Author: Juan A. Ugalde [email protected]
First version, April 4th, 2013.
This is a script to obtain the average nucleotide identity between a group of genomes, using the method of Goris et al., 2007 (http://ijsb.sgmjournals.org/content/57/1/81.short).
In brief, the method consist in using taking a pair of genomes (reference and query), fragment the query genome in fragments of size 500bp., and use Blastn.

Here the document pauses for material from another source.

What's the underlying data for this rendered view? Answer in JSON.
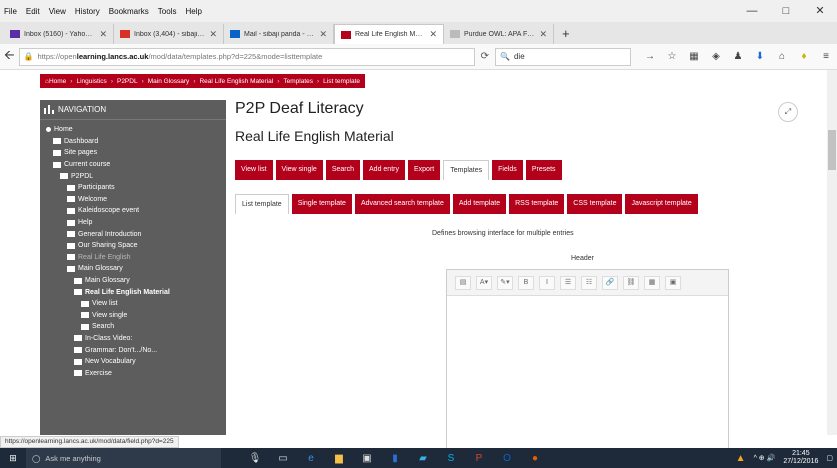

This script requires Python 2.7 or higher and the libraries:
- Scipy www.scipy.org
- Biopython www.biopython.org
The easiest way to use this script (and other Python related software) is to use a Python distribution that already includes all the required libraries, like Anaconda http://continuum.io/downloads.html
###Using the script
The input for this script is a tabular file where the first column is the name of the genome, and the second column is the path for the nucleotide sequence (either single or multiple fasta). The second required parameter is the name of the output folder where the results will be stored
####Output files: mapping_summary.txt, a summary of the analysis of each genome logfile.txt, the query genome, size and number of fragments. Useful to keep track of the status of the program
matrix_file.txt, the identity matrix between all the compared genomes. It indicates the degree of dissimilarity between genomes: 100%-ANI value.
ANI_hier_plot.pdf, a hierarchical plot of the matrix file.